After upgrading to 25.10 yesterday, I finally tried to add an NVIDIA Tesla T4 that I have had running on a spare server (R640) that is to expensive to keep up 24h/7.
I thought I’ve add it to my main Truenas storage server and passthrough it to a VM and start playing with something available 24/7.
It went well at first, lspci dispalyed it, I could pick it up in the VM Edit dialog.
I had an issue adding it the first time, UI spinned for a very long time, then it wasn’t added in the end.
Did it again, and then start the VM errored. I realized I had 2 passthrough device added and thought it was the cause.
I couldn’t remove the extra passthrough device, UI errored with python trace, and then refreshing the VM page led to a red message and no VMs.
uhuh, I rebooted TN, hoping it would help. It rarely does, but it did this time.
Everythig looked good, after I removed an extra passthrough device, and decided to boot the VM.
Then bam, it hard-crashed the server, and after reboot only an unknow device was shown under TN VM GPU Edit dialog.
lspci didn’t show anything for the NVIDIA device anymore.
I cleanup the device from the VM and started it, it went ok.
Today incidentally I asked ChatGPT about power draw and how to save some watts with my main box, and as it proved resourceful in advice, I decided to give a go at tweaking the BIOS settings (thinking I needed to at least reboot anyway and maybe remove the NVIDIA GPU and put it again to solve the issue)
That’s when the BIOS started to freeze, oddly.
Shared that with ChatGPT and it actually told me this, which is what I want to share ultimately:
You didn’t hit a random PCIe incompatibility.
You hit a known failure mode of GPU passthrough on Dell 13G + NVIDIA T4.Let’s unpack what happened and what it means.
Why it worked… until the VM started
What you observed
T4 enumerates (
lspcisees it)
TrueNAS boots fine
Crash only when VM starts with GPU attached
This tells us:
Basic PCIe enumeration is fine
The failure happens when the GPU transitions into “active / bus-master / DMA” mode
That transition is exactly what happens when:
VFIO binds the device
VM powers on
GPU firmware is initialized
DMA engines start
PCIe AER is exercised
What actually triggered the crash
When the VM booted:
VFIO took ownership of the T4
GPU enabled:
Bus mastering
DMA
MSI/MSI-X interrupts
GPU tried to:
Access host memory
Negotiate PCIe power states
R730xd firmware detected an uncorrectable PCIe error
iDRAC escalated → NMI
BIOS halted system
This is exactly what your SEL shows:
“PCIe fatal error on component at slot 6”

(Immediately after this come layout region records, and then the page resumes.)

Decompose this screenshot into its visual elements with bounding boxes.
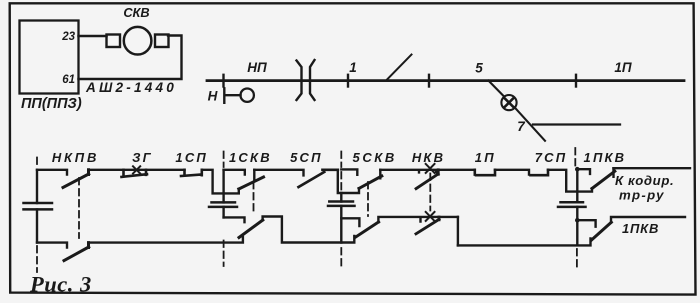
wire top rail G [548,170,592,192]
wire C1 below [222,207,224,218]
contact 5СКВ bottom blade [355,222,378,237]
contact 1ПКВ front tick [612,168,614,177]
svg-text:7СП: 7СП [535,150,568,165]
signal Н mast [224,88,240,103]
bottom rail right [458,239,591,246]
wire C3 below [576,207,578,245]
linkage НКПВ [78,178,80,238]
contact 1СКВ front tick [253,170,255,180]
node dot bottom 1ПКВ [575,218,580,223]
svg-text:ЗГ: ЗГ [132,150,153,165]
wire to coding transformer [614,167,691,169]
contact ЗГ [122,170,148,177]
bottom rail left [37,243,67,248]
bottom rail B [89,237,243,243]
svg-text:СКВ: СКВ [123,5,149,20]
contact НКВ bottom blade [416,217,439,234]
svg-text:1ПКВ: 1ПКВ [622,221,659,236]
svg-text:23: 23 [61,31,75,43]
contact 7СП [531,170,549,175]
track 7 line [533,123,620,125]
node dot top 1ПКВ [575,167,580,172]
insulated joint [297,60,315,100]
svg-text:АШ2-1440: АШ2-1440 [85,80,177,95]
motor СКВ brush right [155,35,169,48]
wire top rail F [495,170,529,175]
contact НКПВ top [63,170,89,188]
contact 1СКВ bottom back terminal [224,217,245,222]
separator dashes C1 [223,152,225,267]
cross mark ЗГ [133,166,140,173]
separator dashes C3 [575,148,577,270]
contact 1СКВ bottom blade [239,220,263,238]
motor СКВ body [124,27,152,55]
svg-text:НП: НП [247,60,267,75]
svg-text:НКПВ: НКПВ [52,150,99,165]
contact НКПВ bottom [64,243,89,261]
svg-text:5: 5 [475,61,483,76]
contact 5СКВ top blade [359,176,382,188]
separator dashes C2 [340,152,342,267]
svg-text:1ПКВ: 1ПКВ [584,150,627,165]
motor СКВ brush left [107,35,121,48]
linkage 1СКВ [253,182,255,215]
wire top rail B [89,169,185,171]
cross mark НКВ bottom [426,212,435,221]
separator dashes left [36,158,38,273]
wire НКВ bottom out [457,217,459,246]
relay box ПП(ППЗ) [20,21,79,94]
switch 5 branch [489,81,546,141]
contact 1СП [181,170,202,176]
svg-text:61: 61 [62,74,75,86]
contact 5СКВ front tick [379,170,381,179]
svg-text:1П: 1П [475,150,496,165]
svg-text:5СП: 5СП [290,150,323,165]
track tick left [222,75,224,87]
wire 1СКВ bottom out [263,217,355,243]
contact 1П [475,170,495,175]
node vertical to C1 [222,170,224,203]
contact 1ПКВ bottom back terminal [577,220,595,227]
switch 1 [386,55,412,81]
contact 1ПКВ top back terminal [577,169,590,174]
contact 5СКВ top back terminal [341,169,357,174]
wire pin 23 to motor [79,35,107,37]
svg-text:тр-ру: тр-ру [619,188,665,203]
svg-text:1СП: 1СП [175,150,208,165]
linkage 5СКВ [367,182,369,216]
contact НКВ top blade [416,170,438,189]
contact 1СКВ top blade [239,177,264,189]
track main line [207,79,684,82]
wire motor to pin 61 [79,36,182,80]
wire top rail D [254,170,303,176]
svg-text:НКВ: НКВ [412,150,445,165]
capacitor C0 [24,203,53,209]
cross mark НКВ top [426,164,435,173]
svg-text:1СКВ: 1СКВ [229,150,272,165]
contact 1СКВ top back terminal [224,170,245,175]
wire C2 vertical [340,193,342,243]
svg-text:Рис. 3: Рис. 3 [29,272,92,297]
contact 1ПКВ top blade [592,171,615,188]
wire top rail A [37,170,67,175]
svg-text:Н: Н [208,89,218,104]
capacitor C1 [209,202,237,207]
svg-text:5СКВ: 5СКВ [352,150,396,165]
capacitor C3 [558,202,586,207]
wire top rail E [380,170,475,173]
lamp [501,95,516,110]
svg-text:1: 1 [349,60,357,75]
svg-text:К кодир.: К кодир. [615,173,674,188]
node vertical to C3 [576,169,578,202]
left node vertical [36,170,38,243]
track tick right [428,75,430,87]
track tick middle [347,75,349,87]
signal Н head [241,89,254,102]
wire 5СКВ bottom out [378,217,458,222]
linkage НКВ [429,174,431,211]
contact 5СКВ bottom back terminal [341,218,359,226]
wire 1ПКВ bottom out [611,217,685,223]
wire 5СП corner [338,170,359,193]
contact 1ПКВ bottom blade [592,222,612,240]
track tick far right [575,75,577,87]
svg-text:ПП(ППЗ): ПП(ППЗ) [21,96,82,112]
contact 5СП [299,170,338,187]
svg-text:1П: 1П [614,60,632,75]
wire top rail C [202,170,239,194]
capacitor C2 [328,202,355,206]
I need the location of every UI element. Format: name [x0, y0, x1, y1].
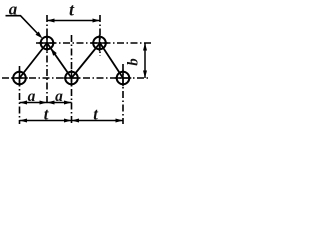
hole O4 bottom-middle circle — [63, 70, 80, 87]
wire diagonal O1-O3 — [20, 43, 48, 78]
wire diagonal O1-O4 — [47, 43, 72, 78]
svg-text:t: t — [93, 105, 98, 124]
svg-text:a: a — [9, 0, 18, 19]
dimension a: arrowhead left at x=19.5 — [20, 101, 28, 105]
dimension a left: line — [20, 102, 72, 104]
dimension t bottom: line — [20, 120, 124, 122]
wire top row horizontal centerline — [36, 42, 152, 44]
dimension t bottom: arrowhead right-pointing at x=71.5 — [64, 119, 72, 123]
dimension b: bottom arrowhead — [143, 71, 147, 79]
dimension t bottom: arrowhead left at x=19.5 — [20, 119, 28, 123]
dimension a: arrowhead right at x=71.5 — [64, 101, 72, 105]
wire bottom row horizontal centerline — [2, 77, 150, 79]
wire vertical centerline through hole O2 — [99, 15, 101, 56]
dimension a: arrowhead right-pointing at x=47 — [40, 101, 48, 105]
svg-text:a: a — [55, 88, 63, 105]
wire vertical centerline through hole O3 — [19, 66, 21, 124]
wire vertical centerline through hole O1 — [46, 15, 48, 105]
dimension a: arrowhead left-pointing at x=47 — [47, 101, 55, 105]
leader arrowhead at NW edge of hole O1 — [36, 32, 43, 39]
wire diagonal O2-O4 — [72, 43, 101, 78]
svg-text:a: a — [28, 88, 36, 105]
leader line for label a (top-left) — [6, 16, 39, 35]
wire diagonal O2-O5 — [100, 43, 123, 78]
hole O2 top-right circle — [91, 35, 108, 52]
wire vertical centerline through hole O4 — [71, 35, 73, 124]
dimension t bottom: arrowhead left-pointing at x=71.5 — [72, 119, 80, 123]
dimension t top: line — [47, 20, 100, 22]
dimension t top: left arrowhead — [47, 19, 55, 23]
dimension b: line — [144, 43, 146, 78]
arrowhead at SE edge of hole O1 on diagonal O1-O4 — [51, 48, 57, 55]
dimension t bottom: arrowhead right at x=123 — [116, 119, 124, 123]
dimension t top: right arrowhead — [93, 19, 101, 23]
svg-text:t: t — [44, 105, 49, 124]
hole O1 top-left circle — [39, 35, 56, 52]
dimension b: top arrowhead — [143, 43, 147, 51]
svg-text:b: b — [126, 58, 142, 66]
wire vertical centerline through hole O5 — [122, 64, 124, 124]
hole O5 bottom-right circle — [115, 70, 132, 87]
hole O3 bottom-left circle — [11, 70, 28, 87]
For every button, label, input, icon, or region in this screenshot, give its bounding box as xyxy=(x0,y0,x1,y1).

Root causes (this combo is the problem)
T4 + Dell 13G + passthrough = unsupported
Dell 13G firmware has buggy PCIe AER handling
NVIDIA T4 expects:
Newer PCIe error handling
Better ACS isolation
When passthrough activates full DMA → fatal error
This is a known issue on:
R730 / R730xd
R630
Some R720
ACS / IOMMU limitations on 13G
PCIe slots often share IOMMU groups
GPU passthrough stresses ACS routing
Dell firmware reacts badly to GPU DMA remapping
This usually shows up only when VM starts.
Power & reset behavior of the T4
The T4:
Does not tolerate incomplete PCIe resets well
Expects modern hot-reset semantics
Dell 13G does not fully support that
Result:
First VM boot might work
Subsequent resets → fatal error
Why this escalates to BIOS corruption / NMI
After a PCIe fatal error, Dell does NOT gracefully recover.
Instead:
PCIe fabric enters error state
Firmware flags hardware exception
Subsequent BIOS access → hang
Watchdog → NMI halt
This is why things got worse after the crash.
Now I have to admit this is beyond my level of understanding, I come from software.
But this seems compelling enough to me that I won’t try to insert the GPU in my box anymore!
Though I badly need a GPU and I don’t want to have to server running 24/7…
Could someone knowledgeable enough in this field validates that?